For half-doped manganese oxides that have a perovskite structure, RE(1-x)AE(x)MnO(3) (x = 0.5) (RE and AE are rare-earth and alkaline-earth elements, respectively), the phase competition (stability) between the antiferromagnetic charge-or orbital-ordered insulator (CO/OO AFI), ferromagnetic metal (FM), layered (A-type) antiferromagnetic phase [AF(A)], and spin-glass-like insulator (SGI), have been studied using single crystals prepared by the floating zone method. The CO/OO AFI, FM, AF(A), and SGI are displayed on the plane of the disorder (the variance of the RE and AE cations) versus the effective one-electron bandwidth (the averaged ionic radius of the RE and AE). In the plane of the disorder versus the effective one-electron bandwidth, similar to the phase diagram of RE(1-x)AE(x)MnO(3) (x = 0.45), the CO/OO AFI, FM, and SGI dominate at the lower-left, right, and upper regions, respectively. However, the CO/OO AFI for x = 0.5 is more stable than that for x = 0.45, and it expands to the plane points that correspond to the RE0.5Sr0.5MnO3 (RE = Nd and Sm) specimens as the hole concentration is commensurate with the ordering of Mn3+/Mn4+ with a ratio of 1/1. The y-dependent electronic phases for RE0.5(Sr1-yBay)(0.5)MnO3 (0 <= y <= 0.5) (RE = Sm, Nd0.5Sm0.5, Nd, and Pr) show that the AF(A) intervenes between the CO/OO AFI and FM. Besides the region around (La1-yPry)(0.5)Sr0.5MnO3 (0 <= y <= 1) that has a smaller disorder, the AF(A) also exists at the regions around RE0.5(Sr1-yBay)(0.5)MnO3 (0 < y < 0.3) (RE = Sm and Nd0.5Sm0.5) that have a relatively larger disorder.
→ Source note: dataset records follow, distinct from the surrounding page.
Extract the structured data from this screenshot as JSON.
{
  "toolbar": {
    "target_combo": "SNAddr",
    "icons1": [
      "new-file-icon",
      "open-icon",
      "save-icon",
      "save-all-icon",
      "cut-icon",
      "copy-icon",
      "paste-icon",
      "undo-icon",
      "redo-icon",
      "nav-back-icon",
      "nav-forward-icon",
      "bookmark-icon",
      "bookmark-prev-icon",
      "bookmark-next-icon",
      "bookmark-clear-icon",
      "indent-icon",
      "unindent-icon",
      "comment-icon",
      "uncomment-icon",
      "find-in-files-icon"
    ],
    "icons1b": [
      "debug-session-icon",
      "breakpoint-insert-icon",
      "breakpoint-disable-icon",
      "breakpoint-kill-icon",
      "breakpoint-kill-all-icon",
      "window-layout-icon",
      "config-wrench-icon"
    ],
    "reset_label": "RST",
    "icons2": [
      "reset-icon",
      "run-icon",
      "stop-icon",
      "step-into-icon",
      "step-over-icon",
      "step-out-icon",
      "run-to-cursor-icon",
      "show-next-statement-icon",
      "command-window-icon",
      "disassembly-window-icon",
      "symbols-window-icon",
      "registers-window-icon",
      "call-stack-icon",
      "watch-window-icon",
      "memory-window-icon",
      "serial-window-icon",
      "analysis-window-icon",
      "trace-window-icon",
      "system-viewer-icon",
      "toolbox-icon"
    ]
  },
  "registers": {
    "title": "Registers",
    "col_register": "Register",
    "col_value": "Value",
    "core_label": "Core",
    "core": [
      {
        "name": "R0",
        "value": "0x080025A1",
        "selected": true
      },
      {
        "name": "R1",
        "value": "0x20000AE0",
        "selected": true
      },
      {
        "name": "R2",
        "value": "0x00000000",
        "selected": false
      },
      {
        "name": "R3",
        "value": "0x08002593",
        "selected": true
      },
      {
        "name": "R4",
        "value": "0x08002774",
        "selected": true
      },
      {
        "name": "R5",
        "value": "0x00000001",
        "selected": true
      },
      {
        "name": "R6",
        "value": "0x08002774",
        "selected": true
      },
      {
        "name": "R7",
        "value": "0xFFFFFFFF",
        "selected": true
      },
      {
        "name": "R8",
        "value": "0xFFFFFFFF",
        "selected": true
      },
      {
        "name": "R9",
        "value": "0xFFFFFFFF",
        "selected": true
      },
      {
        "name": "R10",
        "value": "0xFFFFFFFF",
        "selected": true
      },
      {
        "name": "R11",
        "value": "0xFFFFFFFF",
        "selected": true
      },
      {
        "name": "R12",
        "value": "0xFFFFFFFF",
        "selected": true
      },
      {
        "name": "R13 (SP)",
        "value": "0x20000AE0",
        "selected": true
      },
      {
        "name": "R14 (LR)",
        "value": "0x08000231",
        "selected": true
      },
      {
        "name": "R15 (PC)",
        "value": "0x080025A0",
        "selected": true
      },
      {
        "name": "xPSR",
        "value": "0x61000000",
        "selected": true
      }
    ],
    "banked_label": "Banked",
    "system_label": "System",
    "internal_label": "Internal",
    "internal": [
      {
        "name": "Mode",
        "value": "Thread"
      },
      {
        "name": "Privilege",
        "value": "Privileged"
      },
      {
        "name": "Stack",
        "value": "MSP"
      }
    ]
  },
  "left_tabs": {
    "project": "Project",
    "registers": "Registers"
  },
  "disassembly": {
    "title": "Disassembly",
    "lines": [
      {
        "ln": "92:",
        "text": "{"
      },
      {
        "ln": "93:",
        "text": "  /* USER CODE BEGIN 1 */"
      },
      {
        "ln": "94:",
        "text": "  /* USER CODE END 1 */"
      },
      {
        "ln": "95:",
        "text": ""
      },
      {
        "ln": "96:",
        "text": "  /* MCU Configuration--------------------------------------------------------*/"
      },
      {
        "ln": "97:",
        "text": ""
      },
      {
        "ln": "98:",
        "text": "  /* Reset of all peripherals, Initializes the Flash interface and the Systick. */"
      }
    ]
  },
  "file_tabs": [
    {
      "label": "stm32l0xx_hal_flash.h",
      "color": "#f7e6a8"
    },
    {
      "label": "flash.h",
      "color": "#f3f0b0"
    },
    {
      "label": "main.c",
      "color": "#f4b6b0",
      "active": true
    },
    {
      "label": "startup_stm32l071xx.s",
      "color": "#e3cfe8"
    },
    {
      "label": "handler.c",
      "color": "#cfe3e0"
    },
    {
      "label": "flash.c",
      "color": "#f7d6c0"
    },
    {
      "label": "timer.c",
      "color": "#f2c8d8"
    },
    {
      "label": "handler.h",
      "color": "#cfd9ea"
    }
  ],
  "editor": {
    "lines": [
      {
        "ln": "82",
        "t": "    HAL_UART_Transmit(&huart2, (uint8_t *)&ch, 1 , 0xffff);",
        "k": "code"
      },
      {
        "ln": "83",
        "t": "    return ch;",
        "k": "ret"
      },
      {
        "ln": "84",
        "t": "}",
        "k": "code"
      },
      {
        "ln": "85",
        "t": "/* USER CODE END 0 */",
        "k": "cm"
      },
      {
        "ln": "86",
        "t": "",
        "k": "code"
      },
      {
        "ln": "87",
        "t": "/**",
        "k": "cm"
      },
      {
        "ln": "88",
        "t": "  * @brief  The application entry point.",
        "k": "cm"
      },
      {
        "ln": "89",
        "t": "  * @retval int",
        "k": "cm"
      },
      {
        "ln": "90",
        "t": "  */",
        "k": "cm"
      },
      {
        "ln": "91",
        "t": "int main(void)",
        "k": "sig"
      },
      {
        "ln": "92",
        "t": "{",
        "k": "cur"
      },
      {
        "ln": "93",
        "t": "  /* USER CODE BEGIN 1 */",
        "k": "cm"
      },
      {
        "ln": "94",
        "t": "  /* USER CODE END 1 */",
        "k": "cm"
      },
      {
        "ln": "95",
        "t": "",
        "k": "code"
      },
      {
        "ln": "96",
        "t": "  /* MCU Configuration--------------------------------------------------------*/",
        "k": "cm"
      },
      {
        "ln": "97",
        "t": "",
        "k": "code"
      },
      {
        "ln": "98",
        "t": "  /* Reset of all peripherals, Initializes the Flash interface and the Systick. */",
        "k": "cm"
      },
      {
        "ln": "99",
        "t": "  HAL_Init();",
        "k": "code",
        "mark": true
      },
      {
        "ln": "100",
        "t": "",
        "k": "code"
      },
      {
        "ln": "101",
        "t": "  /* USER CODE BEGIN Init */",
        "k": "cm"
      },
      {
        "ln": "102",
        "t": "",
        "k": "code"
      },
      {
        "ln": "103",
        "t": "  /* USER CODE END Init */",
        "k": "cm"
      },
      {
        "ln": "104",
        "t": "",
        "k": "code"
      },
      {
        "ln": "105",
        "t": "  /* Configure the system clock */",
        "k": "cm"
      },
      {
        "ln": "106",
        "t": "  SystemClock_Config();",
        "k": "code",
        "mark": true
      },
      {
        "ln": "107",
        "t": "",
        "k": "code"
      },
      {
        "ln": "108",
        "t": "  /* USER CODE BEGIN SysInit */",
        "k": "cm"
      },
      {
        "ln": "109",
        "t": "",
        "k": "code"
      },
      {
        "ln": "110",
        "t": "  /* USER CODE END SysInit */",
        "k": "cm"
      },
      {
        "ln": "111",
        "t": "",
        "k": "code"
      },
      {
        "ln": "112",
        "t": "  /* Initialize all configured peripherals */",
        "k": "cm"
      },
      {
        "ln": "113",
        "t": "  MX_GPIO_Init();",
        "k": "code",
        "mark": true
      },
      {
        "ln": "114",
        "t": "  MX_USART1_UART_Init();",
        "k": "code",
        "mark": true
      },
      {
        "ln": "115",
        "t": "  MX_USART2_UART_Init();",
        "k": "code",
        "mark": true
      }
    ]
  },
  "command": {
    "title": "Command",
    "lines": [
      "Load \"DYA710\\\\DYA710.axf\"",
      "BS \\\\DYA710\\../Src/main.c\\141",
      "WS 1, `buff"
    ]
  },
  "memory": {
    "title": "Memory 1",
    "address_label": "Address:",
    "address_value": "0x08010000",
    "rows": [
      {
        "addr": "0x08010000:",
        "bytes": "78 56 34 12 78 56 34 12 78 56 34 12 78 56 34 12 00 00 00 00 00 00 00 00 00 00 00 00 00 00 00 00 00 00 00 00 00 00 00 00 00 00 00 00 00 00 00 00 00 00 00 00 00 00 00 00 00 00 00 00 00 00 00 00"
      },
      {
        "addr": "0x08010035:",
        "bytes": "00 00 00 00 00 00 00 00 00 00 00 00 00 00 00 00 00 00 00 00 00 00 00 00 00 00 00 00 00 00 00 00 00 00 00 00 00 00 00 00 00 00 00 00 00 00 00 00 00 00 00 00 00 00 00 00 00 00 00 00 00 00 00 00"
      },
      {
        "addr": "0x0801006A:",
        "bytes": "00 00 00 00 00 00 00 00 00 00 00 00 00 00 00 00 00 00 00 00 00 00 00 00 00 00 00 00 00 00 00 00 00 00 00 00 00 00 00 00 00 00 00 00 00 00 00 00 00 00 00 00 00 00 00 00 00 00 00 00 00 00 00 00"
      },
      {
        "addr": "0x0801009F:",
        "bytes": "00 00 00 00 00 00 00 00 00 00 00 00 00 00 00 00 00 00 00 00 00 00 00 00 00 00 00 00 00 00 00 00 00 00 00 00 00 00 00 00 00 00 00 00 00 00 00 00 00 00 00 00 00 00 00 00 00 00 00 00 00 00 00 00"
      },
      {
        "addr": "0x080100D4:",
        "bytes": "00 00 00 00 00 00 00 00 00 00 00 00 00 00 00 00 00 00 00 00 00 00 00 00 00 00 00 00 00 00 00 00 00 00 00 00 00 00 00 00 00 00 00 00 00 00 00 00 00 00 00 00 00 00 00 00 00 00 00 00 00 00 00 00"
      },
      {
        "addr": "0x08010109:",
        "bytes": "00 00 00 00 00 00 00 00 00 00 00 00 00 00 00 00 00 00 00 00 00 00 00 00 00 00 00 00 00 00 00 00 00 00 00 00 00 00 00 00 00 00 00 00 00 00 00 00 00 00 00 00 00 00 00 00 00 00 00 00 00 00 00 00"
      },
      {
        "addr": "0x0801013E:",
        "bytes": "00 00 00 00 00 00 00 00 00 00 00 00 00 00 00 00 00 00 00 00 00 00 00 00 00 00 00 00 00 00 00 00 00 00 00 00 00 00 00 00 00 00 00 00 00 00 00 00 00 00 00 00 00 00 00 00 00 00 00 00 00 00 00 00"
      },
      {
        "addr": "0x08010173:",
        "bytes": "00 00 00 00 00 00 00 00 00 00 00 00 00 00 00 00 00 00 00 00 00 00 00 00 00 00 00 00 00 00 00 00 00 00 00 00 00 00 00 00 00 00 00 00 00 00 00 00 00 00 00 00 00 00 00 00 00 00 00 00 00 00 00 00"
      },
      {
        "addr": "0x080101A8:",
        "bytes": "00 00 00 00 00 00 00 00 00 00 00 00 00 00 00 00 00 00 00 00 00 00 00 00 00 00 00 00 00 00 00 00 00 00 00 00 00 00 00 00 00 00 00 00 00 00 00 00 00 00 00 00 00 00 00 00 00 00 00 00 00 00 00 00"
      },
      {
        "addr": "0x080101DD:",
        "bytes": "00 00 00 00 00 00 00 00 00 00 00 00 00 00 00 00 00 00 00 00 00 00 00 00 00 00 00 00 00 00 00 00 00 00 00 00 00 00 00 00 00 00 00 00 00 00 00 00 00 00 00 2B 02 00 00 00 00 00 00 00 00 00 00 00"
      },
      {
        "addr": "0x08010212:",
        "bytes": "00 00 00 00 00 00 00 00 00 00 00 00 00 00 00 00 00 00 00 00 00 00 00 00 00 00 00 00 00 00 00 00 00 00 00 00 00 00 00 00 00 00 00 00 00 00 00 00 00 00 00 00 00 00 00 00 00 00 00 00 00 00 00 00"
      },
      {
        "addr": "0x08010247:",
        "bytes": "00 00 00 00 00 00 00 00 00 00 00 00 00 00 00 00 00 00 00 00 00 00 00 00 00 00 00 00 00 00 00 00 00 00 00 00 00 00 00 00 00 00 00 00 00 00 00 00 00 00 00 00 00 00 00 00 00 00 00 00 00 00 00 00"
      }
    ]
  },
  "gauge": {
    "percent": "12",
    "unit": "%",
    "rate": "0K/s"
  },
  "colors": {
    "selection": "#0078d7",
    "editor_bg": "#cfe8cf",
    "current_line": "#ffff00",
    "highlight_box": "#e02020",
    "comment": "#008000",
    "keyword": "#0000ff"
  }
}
This indicates that the AF(A) is rather robust against the increased disorder, even though an ordering of the (x(2) - y(2)) orbital occurs. This study has comprehensively investigated the effects of the disorder on the AF(A) as well as on the competition between the CO/OO AFI, FM, and AF(A) that is unique to x = 0.5. The comparison of phase diagrams between x = 0.45 and 0.5 brings further insights into the understanding of the rich electronic phases of manganites.